The Thumbifier Engine requires the following:

  • Erlang/OTP 0.17 [erts-6.4]
  • Elixir 1.0.4
  • PostgresSQL 9+ database
  • ImageMagick 6+
  • FFmpeg
  • WkHtmlToPdf

Getting Started

Installation

  • git clone git@github.com:sysdia/thumbifier.git
  • cd thumbifier/
  • mix deps.get
  • Configure the required environments (see below)

Configuration

There are two ways the Thumbifier can be configured:

  1. <env>.secret.exs file for the executing environment
  2. Environment Variables

env.secret.exs Configuration

This method is the best way to configure the dev and test environment. Located in the config/ directory is an example secret.exs file:

env.secret.exs.example

This file contains all of the required configuration fields.
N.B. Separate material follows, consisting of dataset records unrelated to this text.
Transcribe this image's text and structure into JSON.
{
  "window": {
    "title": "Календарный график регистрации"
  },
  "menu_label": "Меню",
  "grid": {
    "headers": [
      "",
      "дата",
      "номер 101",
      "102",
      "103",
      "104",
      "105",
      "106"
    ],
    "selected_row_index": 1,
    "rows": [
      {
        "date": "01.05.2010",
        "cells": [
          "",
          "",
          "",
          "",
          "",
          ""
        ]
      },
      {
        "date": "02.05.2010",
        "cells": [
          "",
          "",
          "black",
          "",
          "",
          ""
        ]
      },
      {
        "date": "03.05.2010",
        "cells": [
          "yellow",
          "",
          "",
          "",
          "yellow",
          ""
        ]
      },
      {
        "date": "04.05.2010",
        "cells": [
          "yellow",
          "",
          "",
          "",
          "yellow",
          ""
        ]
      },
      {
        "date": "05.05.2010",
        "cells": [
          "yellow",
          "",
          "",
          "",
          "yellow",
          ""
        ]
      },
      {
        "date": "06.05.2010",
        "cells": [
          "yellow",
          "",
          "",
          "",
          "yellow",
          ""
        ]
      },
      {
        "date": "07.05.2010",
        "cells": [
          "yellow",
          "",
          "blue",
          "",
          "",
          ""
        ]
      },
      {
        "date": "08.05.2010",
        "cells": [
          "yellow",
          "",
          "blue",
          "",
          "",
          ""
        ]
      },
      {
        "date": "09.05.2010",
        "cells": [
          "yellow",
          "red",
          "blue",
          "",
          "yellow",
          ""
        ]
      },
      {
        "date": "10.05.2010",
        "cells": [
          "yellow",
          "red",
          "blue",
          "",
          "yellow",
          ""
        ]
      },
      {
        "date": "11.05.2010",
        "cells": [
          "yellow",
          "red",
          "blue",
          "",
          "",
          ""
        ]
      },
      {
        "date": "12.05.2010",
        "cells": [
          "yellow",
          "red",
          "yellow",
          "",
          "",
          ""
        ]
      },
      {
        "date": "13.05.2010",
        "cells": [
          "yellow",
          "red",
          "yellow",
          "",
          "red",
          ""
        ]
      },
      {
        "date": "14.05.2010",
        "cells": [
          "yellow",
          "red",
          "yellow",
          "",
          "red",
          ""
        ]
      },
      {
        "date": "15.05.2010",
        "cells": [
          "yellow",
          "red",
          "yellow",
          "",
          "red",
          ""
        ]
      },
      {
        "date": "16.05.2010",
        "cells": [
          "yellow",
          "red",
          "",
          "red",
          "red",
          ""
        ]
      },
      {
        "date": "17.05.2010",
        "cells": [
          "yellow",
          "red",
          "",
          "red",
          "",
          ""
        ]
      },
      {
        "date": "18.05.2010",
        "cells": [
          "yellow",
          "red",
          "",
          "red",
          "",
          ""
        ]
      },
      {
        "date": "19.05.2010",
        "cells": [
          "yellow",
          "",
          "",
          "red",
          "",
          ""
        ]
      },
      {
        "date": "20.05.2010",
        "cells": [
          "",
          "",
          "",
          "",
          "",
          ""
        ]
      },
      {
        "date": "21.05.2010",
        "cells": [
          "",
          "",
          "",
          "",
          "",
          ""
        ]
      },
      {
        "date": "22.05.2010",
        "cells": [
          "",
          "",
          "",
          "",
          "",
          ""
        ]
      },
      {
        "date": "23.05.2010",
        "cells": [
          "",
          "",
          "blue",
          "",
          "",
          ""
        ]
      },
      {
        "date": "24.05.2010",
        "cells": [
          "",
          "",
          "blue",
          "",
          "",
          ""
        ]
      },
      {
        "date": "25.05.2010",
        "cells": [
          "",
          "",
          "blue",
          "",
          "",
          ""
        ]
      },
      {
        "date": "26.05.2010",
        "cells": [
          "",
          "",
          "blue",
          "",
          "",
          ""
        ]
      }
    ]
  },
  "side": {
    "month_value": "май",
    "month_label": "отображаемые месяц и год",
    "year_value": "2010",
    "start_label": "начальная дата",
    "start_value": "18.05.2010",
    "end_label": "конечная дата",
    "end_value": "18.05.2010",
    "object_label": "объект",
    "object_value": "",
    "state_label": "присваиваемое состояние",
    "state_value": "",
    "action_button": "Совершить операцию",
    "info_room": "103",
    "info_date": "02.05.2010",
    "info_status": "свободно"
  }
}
To create an environment configuration file:

  • Copy the example file replacing env with the required environment
    • Test -> cp config/env.secret.exs.example config/test.secret.exs
    • Dev -> cp config/env.secret.exs.example config/dev.secret.exs
    • Prod -> cp config/env.secret.exs.example config/prod.secret.exs
  • Edit the newly created secret.exs file and amend accordingly

Environment Variables

To use Environment variables to configure is ideal for a production server especially where secret.exs config files cannot be created.

All Thumbifier environment variables begin with ENV_THUMBIFIER to aid easier identification of any existing set variables.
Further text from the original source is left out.